Britta Bannenberg: Davon können Sie ausgehen. Diejenigen, die das erlebt haben und in dem Hörsaal in der Falle saßen, kann man in den Tagen danach erst einmal nicht zu den Ereignissen befragen. Die Betroffenen machen etwas durch, was man sonst nur aus einem Roman kennt: Ein Ereignis tritt ein, und das Leben ist nicht mehr, wie es vorher war. Solche furchtbaren Erlebnisse prägen oft langfristig, das ist nicht in ein paar Wochen oder Monaten vorbei.
Was ist mit den Studierenden und Dozenten, die im Gebäude, aber nicht im Hörsaal selbst waren?
Die können ebenfalls traumatisiert sein. Hier lässt sich keine Hierarchie festlegen nach dem Motto: Wer näher dran war am Geschehen, leidet schlimmer darunter. Viele, die nicht im Hörsaal waren, aber irgendwo in der Nähe, werden schlimme Ängste haben. Sie werden sich in drei Wochen, wenn bei ihnen zu Hause ein Besenstiel umfällt und auf die Fliesen knallt, an einen Schuss erinnert fühlen. Sie werden keinen Blutspritzer mehr sehen können, ohne sofort an diesen Tag und das Ereignis denken zu müssen.

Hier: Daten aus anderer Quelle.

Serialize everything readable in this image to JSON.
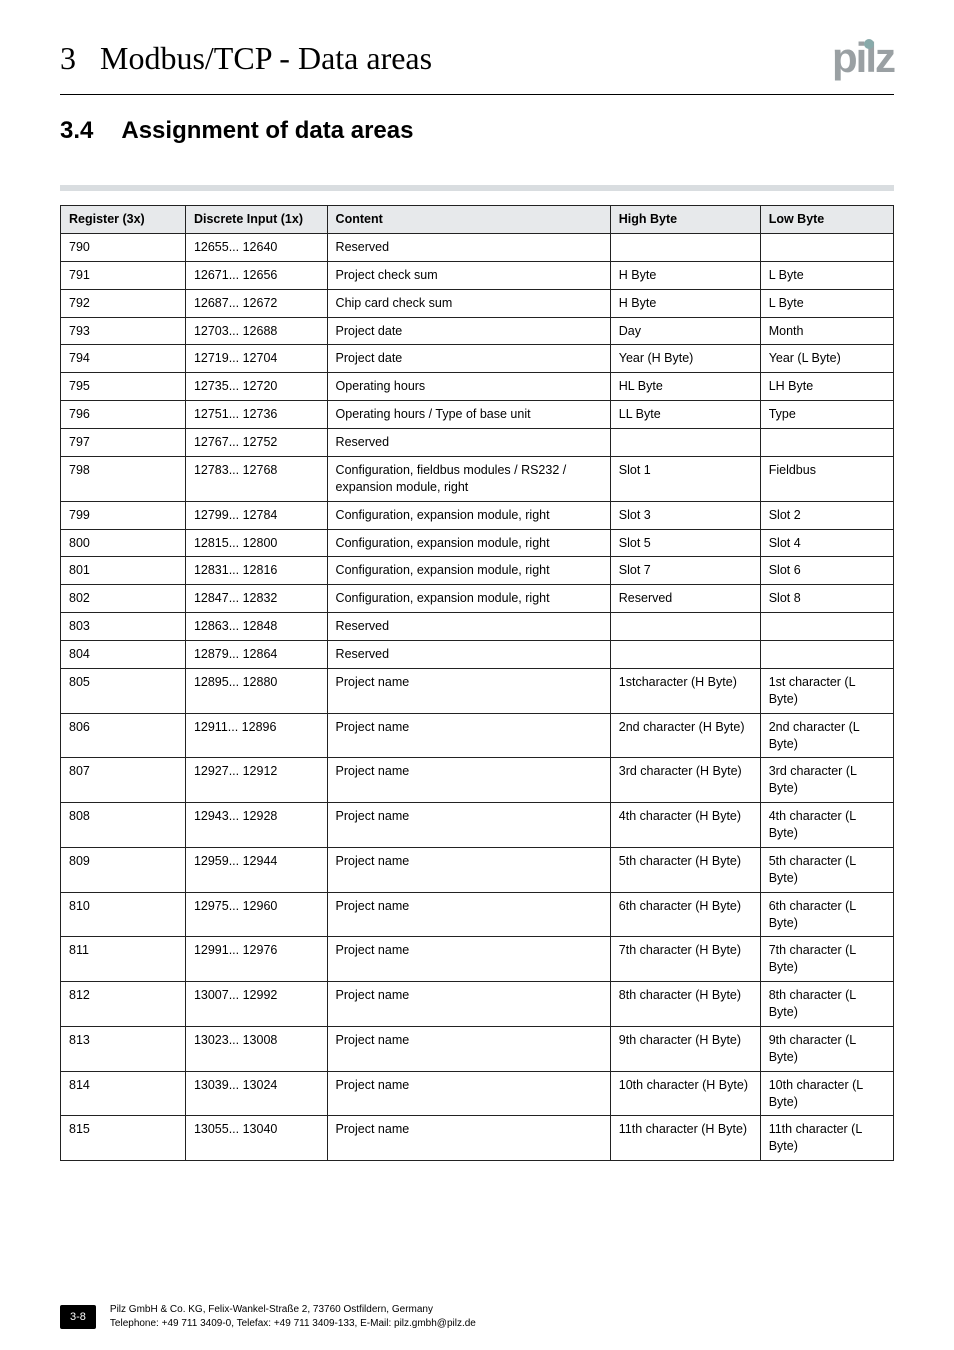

Was hilft Menschen, die einen Amoklauf miterlebt haben?
Für sie da zu sein und keine blöden Sprüche zu machen. Jeder, der so etwas erlebt, reagiert anders. Wie genau, das lässt sich nicht vorhersagen. Viele wollen wochenlang nichts mit dem Thema zu tun haben, nichts davon hören, nicht darüber reden. Nach ein paar Monaten ändert sich das vielleicht. Doch auch dann darf man nicht so etwas sagen wie: »Jetzt ist es ja schon eine Weile her, jetzt solltest du wirklich mal wieder …« Niemand weiß, wie er selbst reagieren würde, wenn er sich einmal in Lebensgefahr befunden hat. Also sollten wir Verständnis haben, offen sein für das, was unser Angehöriger oder Freund jetzt braucht. Und vor allem: zuhören.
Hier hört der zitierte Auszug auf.